Monday, 16 May 2011

Two legs good. Four wheels bad.

   On my return from last year's pilgrimage i was able to use the notes i'd taken to write an account of the journey, called "Our Lady and the Tramp". Some time ago i thought of an excellent title for the account i hope to write of this trip, but i can't let on, because if i don't make it to Mexico it would make me look a little bit silly, and furthermore, it won't work properly unless i really do walk a considerable part of the way. From American films etc, i'm aware that instead of a figure walking, or standing, to indicate when one should cross the road, they have signs which say "WALK", or "DON'T WALK". I need to walk, but the danger is that, instead of asking "Have i cheated over the last few days?", i could soon find myself asking "Have i actually done any walking recently?".
The Steppe, Stavropol region, Russia. Ride 'em cowboy!
   At least on Saturday i had quite a long walk, from a town called Ipatovo, where there is a well-known brewery, to Divnoye, in the North East of the Stavropol region of Russia, where Mikhail Gorbachev comes from. Without trying to hitch a ride, i actually turned down at least ten offers of lifts, before accepting one for the last few kilometres, from a very kind (Russian) Baptist pastor, who took me to stay with a marvellous family of no fewer than nine children. Somehow they made space for me, and it was a great blessing to join them for their service on Sunday morning. Then yesterday evening i walked on into the vast expanse of 'Steppe' which characterises this region, except that after a time it became very marshy, with reed-beds on both sides of the road. Last week i reached a village, also in the Steppe, where the locals were quite clear that there were not only wolves, but wolves with a reputation for killing people, so when i found a little abandoned hut in which to spend the night, i took pains to block off all the windows and the entrance; i was reminded of the refrain; "I'll huff, and i'll puff, and i'll blow you're house down!". Last night i settled for a patch of dry ground under a bridge, comforting myself with the thought that you don't really hear of 'marsh wolves'; and although Russia has many of the same things that America has, there are no alligators. With the sound of a Bittern 'booming' in the distance, and myriad birds and frogs making all sorts of other noises, it occurred to me that, apart from insects, the only danger might be that i'd be disturbed by a 'National Geographic' camera crew.

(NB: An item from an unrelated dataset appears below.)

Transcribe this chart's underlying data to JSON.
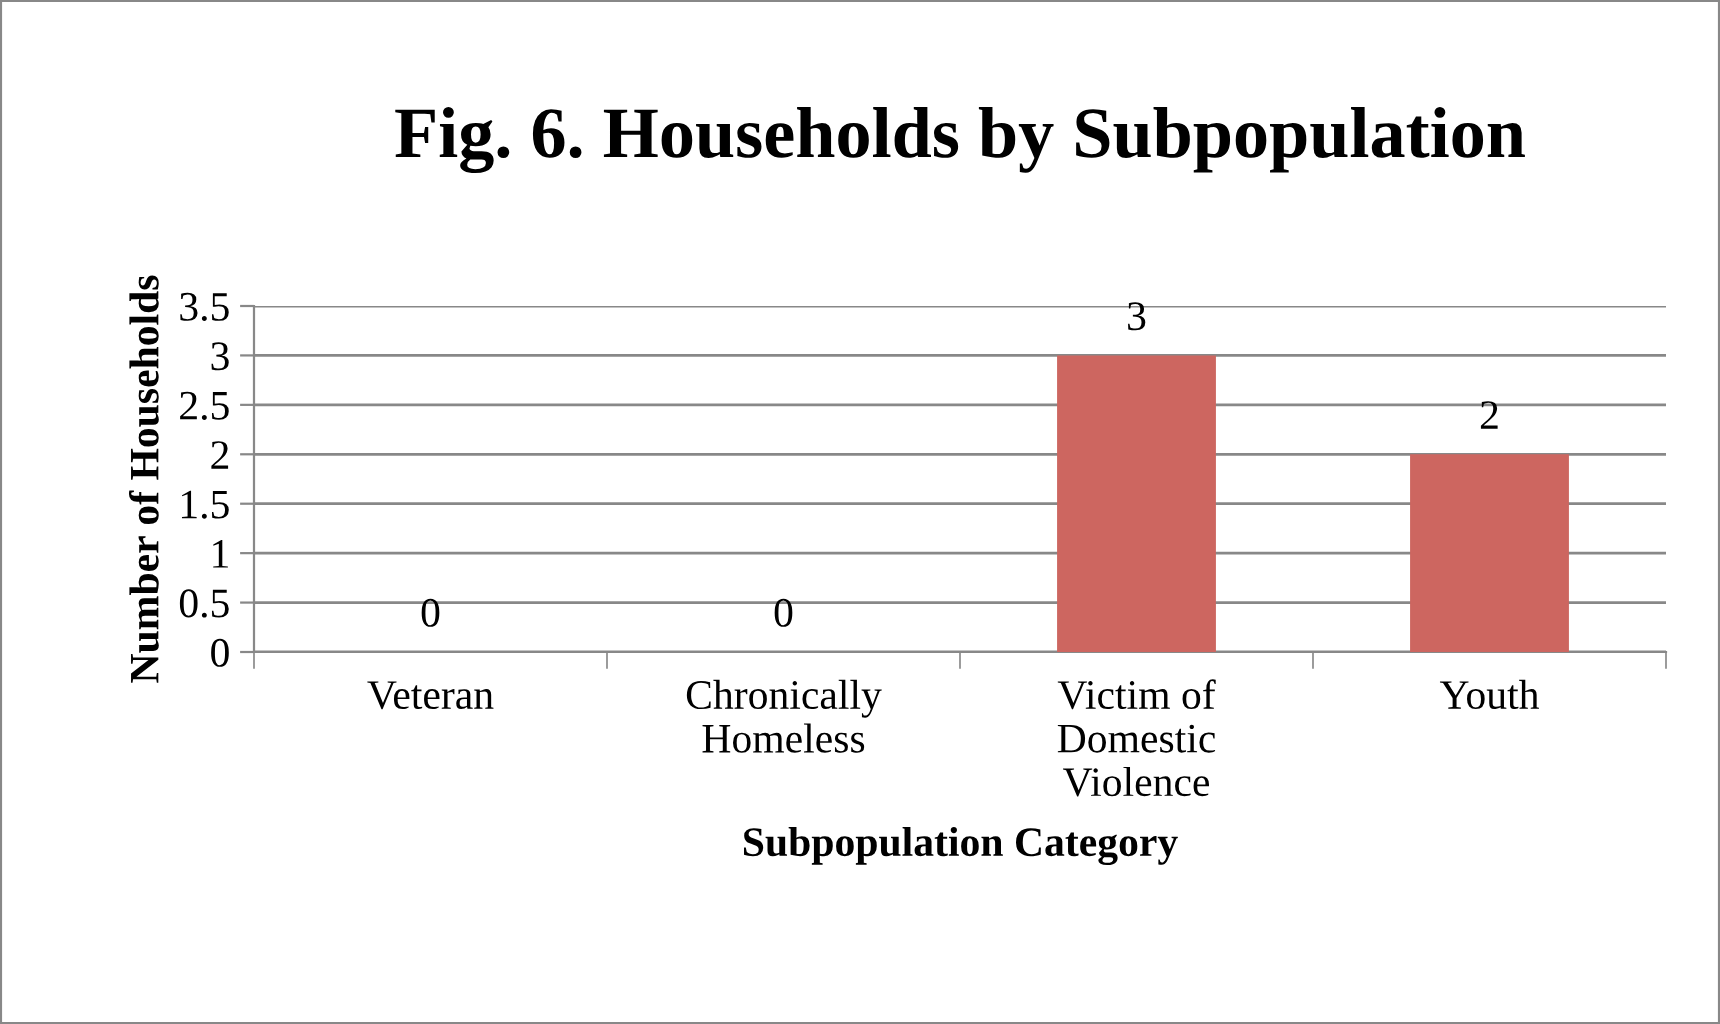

    Then this morning i accepted an offer of a lift to this 'small city', Elista, in the Kalmykia region of Russia. The driver pointed out that, oddly enough, we actually passed from Asia back into Europe (i hadn't been aware of being in Asia at all), but in lots of ways this place feels Asian. The people almost all look Asian-Chinese, and i was dropped off next to an impressive Buddhist Temple, containing 'the largest Buddha in Europe'.
   Without any pretence to logical ordering, here is a beautiful 15th century prayer to Our Lady of Walsingham;

O gracious Lady, glory of Jerusalem,
   Cypress of Sion and Joy of Israel,
   Rose of Jericho and Star of Bethlehem,
O gracious Lady, our asking do not repel,
   in mercy all women ever thou dost excel.
Therefore, Blessed Lady,
   grant then thy great grace,
   to all that thee devoutly visit in this place.